Research project: Dyke: Photoionisation Studies of Reactive Intermediates with Synchrotron Radiation

For example, measurements of ionization energies of reactive intermediates lead to determination of key thermochemical quantities such as molecular heats of formation and bond dissociation energies. This information is particularly useful in computer simulations and modelling of environments such as the earth’s atmosphere and flames. Also, molecular ions produced from reactive intermediates are important in plasmas, combustion and solution, and studying them via spectroscopic means, supported by electronic structure calculations, as proposed in this project helps to understand their structure and properties, and hence behaviour in these environments.

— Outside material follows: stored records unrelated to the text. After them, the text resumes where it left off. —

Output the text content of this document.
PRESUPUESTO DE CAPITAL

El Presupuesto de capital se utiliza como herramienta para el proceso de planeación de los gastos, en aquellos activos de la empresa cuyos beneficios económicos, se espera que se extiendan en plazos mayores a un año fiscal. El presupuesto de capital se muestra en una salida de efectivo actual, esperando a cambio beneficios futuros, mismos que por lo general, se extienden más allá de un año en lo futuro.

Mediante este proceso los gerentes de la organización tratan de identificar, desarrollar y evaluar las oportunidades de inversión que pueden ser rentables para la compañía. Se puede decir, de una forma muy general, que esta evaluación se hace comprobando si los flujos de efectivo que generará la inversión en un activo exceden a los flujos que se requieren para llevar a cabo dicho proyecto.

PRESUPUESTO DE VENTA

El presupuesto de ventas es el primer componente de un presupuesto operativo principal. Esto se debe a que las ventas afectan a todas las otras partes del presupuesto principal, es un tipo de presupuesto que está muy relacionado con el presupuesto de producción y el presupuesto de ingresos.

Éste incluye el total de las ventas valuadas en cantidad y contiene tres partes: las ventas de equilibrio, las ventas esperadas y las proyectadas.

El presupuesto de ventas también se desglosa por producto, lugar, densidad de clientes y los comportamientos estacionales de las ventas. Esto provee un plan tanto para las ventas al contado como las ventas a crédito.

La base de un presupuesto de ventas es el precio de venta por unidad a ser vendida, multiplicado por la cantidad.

Three separate but inter-related types of investigation (CIS, PES, and TPES) will be performed in the photon energy region 10-40 eV. They will be described in the order in which they would normally be applied to a molecular reactive intermediate under study.

i). Angularly Resolved Photoelectron Spectroscopy (PES) and Constant-Ionic-State (CIS) Measurements
Angular distribution (b-parameter) measurements can determine the symmetry of the orbital the electron occupied before photoionization, the angular momentum of the free electron and the phase differences between the continuum waves of the outgoing electron. Using synchrotron radiation has the important advantage that b values for the vibrational components of a photoelectron band can be obtained as a continuous function of photon energy. This can be achieved via either angularly resolved photoelectron (PE) or constant-ionic-state (CIS) measurements. Recent measurements by the Southampton group on O21Δg , OH, N and S demonstrate that the β parameter can respond dramatically to resonant behaviour and angular distribution measurements have emerged as a powerful way of studying the dynamics of photoionization.

ii) Threshold Photoelectron Spectroscopy (TPES)
TPES experiments provide distinctly different but complementary information to CIS and PES measurements and offer the experimental advantages of very high resolution and very high collection efficiency. TPES experiments will be performed in this project by modifying the existing Southampton spectrometer (designed to study short-lived species) to extract threshold electrons using the penetrating field technique. A TPE spectrum is obtained by measuring the yield of threshold photoelectrons as a function of the scanned photon energy.

The TPE spectrum of a molecule is usually much more structured than the conventional PE spectrum because in TPES ionization can take place indirectly via autoionization of neutral Rydberg states lying just above the ionic thresholds of the molecule as well as directly (as in PES). The interpretation of these more structured spectra will be greatly assisted by the CIS spectra recorded as part of this project and by Franck-Condon simulations which will use computed potentials of the states involved.

Reactive intermediates which are currently being studied with these methods include IF, CF2, OH, and NO3.